New Delhi: The loss of fund-raising capability through corporate debt bonds by NBFCs resulted in the gain for public sector financial institutions which increased their share in debt issues by 8 percentage points in 2018-19, said an Assocham-Crisil study.
Defaults by Infrastructure Leasing & Financial Services (IL&FS) at the beginning of September 2018 created panic and led to a dip in investor confidence towards lending to non-banking finance companies (NBFCs).
The debt market in India has seen notable growth over the years. However, the development has been skewed towards government securities, or G-secs, compared with corporate bonds.

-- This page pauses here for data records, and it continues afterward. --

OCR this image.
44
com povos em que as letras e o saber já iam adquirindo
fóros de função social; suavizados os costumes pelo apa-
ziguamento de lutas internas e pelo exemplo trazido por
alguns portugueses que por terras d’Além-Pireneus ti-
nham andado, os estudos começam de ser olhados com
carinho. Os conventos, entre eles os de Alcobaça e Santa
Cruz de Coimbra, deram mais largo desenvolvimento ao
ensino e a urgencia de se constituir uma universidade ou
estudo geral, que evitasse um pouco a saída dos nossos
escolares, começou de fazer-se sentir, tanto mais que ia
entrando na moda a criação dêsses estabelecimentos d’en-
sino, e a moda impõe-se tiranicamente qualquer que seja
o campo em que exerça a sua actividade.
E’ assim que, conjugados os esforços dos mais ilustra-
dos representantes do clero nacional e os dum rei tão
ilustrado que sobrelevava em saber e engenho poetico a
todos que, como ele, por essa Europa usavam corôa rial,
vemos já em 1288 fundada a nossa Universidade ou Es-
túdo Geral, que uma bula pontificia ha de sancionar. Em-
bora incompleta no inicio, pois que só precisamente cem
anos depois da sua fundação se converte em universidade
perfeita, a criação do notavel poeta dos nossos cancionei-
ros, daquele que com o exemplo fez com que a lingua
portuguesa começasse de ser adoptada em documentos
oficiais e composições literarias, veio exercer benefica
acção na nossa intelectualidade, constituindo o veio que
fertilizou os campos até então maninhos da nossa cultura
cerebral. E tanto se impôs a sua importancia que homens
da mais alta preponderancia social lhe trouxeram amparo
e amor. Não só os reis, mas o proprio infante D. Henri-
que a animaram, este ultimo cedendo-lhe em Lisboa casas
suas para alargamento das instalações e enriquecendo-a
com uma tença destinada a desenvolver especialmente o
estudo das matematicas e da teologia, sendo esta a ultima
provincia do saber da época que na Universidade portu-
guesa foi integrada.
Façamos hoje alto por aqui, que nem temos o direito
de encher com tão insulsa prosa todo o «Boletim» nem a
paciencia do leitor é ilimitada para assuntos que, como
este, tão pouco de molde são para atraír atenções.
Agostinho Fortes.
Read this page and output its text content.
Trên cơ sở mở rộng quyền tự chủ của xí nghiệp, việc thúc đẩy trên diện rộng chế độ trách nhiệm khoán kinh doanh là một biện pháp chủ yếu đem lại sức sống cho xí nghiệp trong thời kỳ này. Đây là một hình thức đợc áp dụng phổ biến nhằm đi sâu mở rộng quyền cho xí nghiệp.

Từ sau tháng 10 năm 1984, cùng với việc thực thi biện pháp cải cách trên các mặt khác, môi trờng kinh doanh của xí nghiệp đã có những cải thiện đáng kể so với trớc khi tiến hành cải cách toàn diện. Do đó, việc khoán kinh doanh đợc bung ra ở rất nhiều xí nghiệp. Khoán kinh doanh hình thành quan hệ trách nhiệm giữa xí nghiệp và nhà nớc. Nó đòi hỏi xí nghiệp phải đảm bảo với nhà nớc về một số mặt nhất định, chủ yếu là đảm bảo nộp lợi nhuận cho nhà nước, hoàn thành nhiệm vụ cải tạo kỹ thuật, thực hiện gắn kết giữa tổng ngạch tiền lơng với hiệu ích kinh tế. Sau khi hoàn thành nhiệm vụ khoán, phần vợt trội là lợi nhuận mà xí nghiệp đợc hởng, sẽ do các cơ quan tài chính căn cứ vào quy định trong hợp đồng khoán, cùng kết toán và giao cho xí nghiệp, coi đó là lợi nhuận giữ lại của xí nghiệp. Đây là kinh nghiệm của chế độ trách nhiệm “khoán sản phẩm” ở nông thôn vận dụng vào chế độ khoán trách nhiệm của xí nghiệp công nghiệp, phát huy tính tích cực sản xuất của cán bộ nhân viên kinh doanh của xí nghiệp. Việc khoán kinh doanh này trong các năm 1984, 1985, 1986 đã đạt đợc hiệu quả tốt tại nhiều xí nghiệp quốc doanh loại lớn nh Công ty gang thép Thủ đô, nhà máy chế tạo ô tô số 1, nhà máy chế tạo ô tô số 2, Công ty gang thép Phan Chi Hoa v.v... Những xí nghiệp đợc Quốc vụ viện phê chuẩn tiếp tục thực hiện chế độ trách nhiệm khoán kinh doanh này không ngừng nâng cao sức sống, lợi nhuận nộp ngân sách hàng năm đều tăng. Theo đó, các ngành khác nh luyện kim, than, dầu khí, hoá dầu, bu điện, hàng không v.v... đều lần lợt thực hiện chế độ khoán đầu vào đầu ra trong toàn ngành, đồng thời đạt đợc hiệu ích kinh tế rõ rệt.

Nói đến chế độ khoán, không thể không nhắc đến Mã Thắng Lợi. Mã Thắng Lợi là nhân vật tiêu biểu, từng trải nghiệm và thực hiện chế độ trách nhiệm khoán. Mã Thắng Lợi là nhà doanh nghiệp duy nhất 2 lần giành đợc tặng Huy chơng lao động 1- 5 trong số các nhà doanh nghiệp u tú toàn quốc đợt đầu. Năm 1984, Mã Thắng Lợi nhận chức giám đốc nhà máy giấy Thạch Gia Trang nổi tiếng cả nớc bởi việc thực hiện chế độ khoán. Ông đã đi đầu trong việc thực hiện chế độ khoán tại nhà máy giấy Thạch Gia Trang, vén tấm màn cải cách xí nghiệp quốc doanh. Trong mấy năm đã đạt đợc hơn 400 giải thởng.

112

G-secs command a penetration ratio of nearly 30 per cent of the GDP.
Corporate bonds, in comparison, have a penetration ratio of 16 per cent, and are rather illiquid even in the secondary market, with a trading ratio of 0.22 per cent compared with 0.55 per cent for G-secs.
Issuances from the NBFC/HFC segment, in particular, have plunged in the aftermath of defaults by a few large players and the ensuing downgrades that eroded investor confidence and appetite, it said.
The study noted that investors tend to move towards the safety of the top-rated corporate bonds in the backdrop of certain events, affecting particularly the NBFC sector, it added.
"The share lost by NBFCs/HFCs in overall issuances (of corporate bonds) was captured by PSU financial institutions, who grew their share by 8 percentage points," said the joint ASSOCHAM-CRISIL on 'Deepening the debt market' which has dwelt issues and imperatives of the Indian debt market.
It further said that the share of AAA-rated issuances increased 12 percentage points as investors moved towards safer investments amid the intensifying credit crisis.
For most of the borrowers, domestic bond issuance remains costly and cumbersome compared with bank lending.
Lack of retail participation despite a huge supply of government paper in the country is also one of the major impediments to the penetration of the bond market.
Corporates prefer raising funds through private placements but private placements lack transparency and access is not available to a large pool of investors, the study added.
"We believe increasing investor demand and developing facilitating infrastructure and regulatory environment will facilitate the growth of Indian corporate debt markets," it said. Demand and profile of investors play an important role in shaping the market infrastructure.
In India, institutions are the key investors in the debt markets as there is limited appetite on the retail side given the complexity and ticket size of the product.